To validate our results, we can reconstruct the original fMRI images using the mask which was applied to vectorize the data. See clever::Matrix_to_VolumeTimeSeries for a helper function to do this.

## oro.nifti 0.10.3
library(neurobase)

#'  Selects a timepoint from a volume time series, and returns it after adding
#'  the NIfTI header from the mask onto it.
#' @param VolumeTimeSeries A 4D matrix. Time is on the 4th dimension.
#' @param time The timepoint to select.
#' @param mask The corresponding mask.
#'
#' @return The 3D volume with the NIfTI header from the mask.
Volume_to_NIfTI <- function(VolumeTimeSeries, time, mask){
  vol <- VolumeTimeSeries[,,,time]
  vol <- copyNIfTIHeader(img=mask, arr=vol)
  return(vol)
}
fname = system.file("extdata", "Dat1_mask.nii.gz", package = "clever")
Mask1 = readNIfTI(fname) #Pitt_0050048 (full of artifacts)
Img1 = Matrix_to_VolumeTimeSeries(Dat1, Mask1)

fname = system.file("extdata", "Dat2_mask.nii.gz", package = "clever")
Mask2 = readNIfTI(fname)
Img2 = Matrix_to_VolumeTimeSeries(Dat2, Mask2)

Below, we compare the timepoint of median leverage (first) to the timepoint of maximum leverage (second) in the first dataset. We choose to use the kurtosis PC-selection method and leverage outlyingness measurement.

par(mfrow=c(1,2))
levs = clever.Dat1$outlier_measures$PCA_var__leverage
t_med = order(levs)[ceiling(length(levs)/2)]
t_max = which.max(levs)

image(Img1[,,,t_med], main=paste0('Median leverage (T = ', t_med, ')'))
image(Img1[,,,t_max], main=paste0('Maximum leverage (T = ', t_max, ')'))

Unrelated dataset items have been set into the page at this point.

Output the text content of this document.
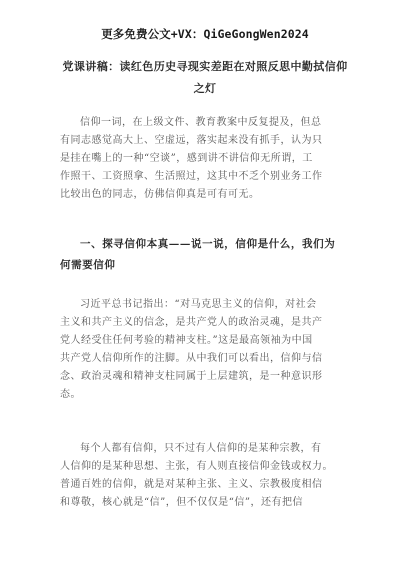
更多免费公文+VX：QiGeGongWen2024
党课讲稿：读红色历史寻现实差距在对照反思中勤拭信仰
之灯
信仰一词，在上级文件、教育教案中反复提及，但总
有同志感觉高大上、空虚远，落实起来没有抓手，认为只
是挂在嘴上的一种“空谈”，感到讲不讲信仰无所谓，工
作照干、工资照拿、生活照过，这其中不乏个别业务工作
比较出色的同志，仿佛信仰真是可有可无。
一、探寻信仰本真——说一说，信仰是什么，我们为
何需要信仰
习近平总书记指出：“对马克思主义的信仰，对社会
主义和共产主义的信念，是共产党人的政治灵魂，是共产
党人经受住任何考验的精神支柱。”这是最高领袖为中国
共产党人信仰所作的注脚。从中我们可以看出，信仰与信
念、政治灵魂和精神支柱同属于上层建筑，是一种意识形
态。
每个人都有信仰，只不过有人信仰的是某种宗教，有
人信仰的是某种思想、主张，有人则直接信仰金钱或权力。
普通百姓的信仰，就是对某种主张、主义、宗教极度相信
和尊敬，核心就是“信”，但不仅仅是“信”，还有把信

The median time point appears normal, whereas the most outlying time point clearly has banding artifacts likely due to subject motion.

Leverage images

clever can also display the “leverage images” for each outlying observation. There are two types: the composite of the selected PC directions, weighed by the scores for that observation (without scaling by variance), and the single PC direction with the highest score at that observation. To solve for these images, be sure to use lev_images=TRUE (already the default option).

Lev_Img1 = clever.Dat1$outlier_lev_imgs$PCA_var__leverage
cat('The timepoints meeting the first outlier level threshold:\n')
## The timepoints meeting the first outlier level threshold:
cat(paste(row.names(Lev_Img1$mean), collapse=", "))
## 59, 60, 61, 134, 149, 150, 151, 152, 153

Here are the leverage images at timepoint 150 for the first dataset:

par(mfrow=c(1,2))

# Constant voxels are deleted during the `clever` algorithm, so the leverage images will have
# missing values where the constant voxels were. The NA_fill option is used here to make
# these voxels have the same color as the background (out-of-mask voxels).
Lev_Img1.mean = Matrix_to_VolumeTimeSeries(Lev_Img1$mean, Mask1)
Lev_Img1.top = Matrix_to_VolumeTimeSeries(Lev_Img1$top, Mask1)

idx = which(as.numeric(row.names(Lev_Img1$mean)) == t_max)
image(Lev_Img1.mean[,,,idx], main=paste0('Lev. img., mean dir. (T=',t_max,')'))
image(Lev_Img1.top[,,,idx], main=paste0('Lev. img., top dir. (T=',t_max,')'))

The leverage images highlight the banding artifact present at this time point.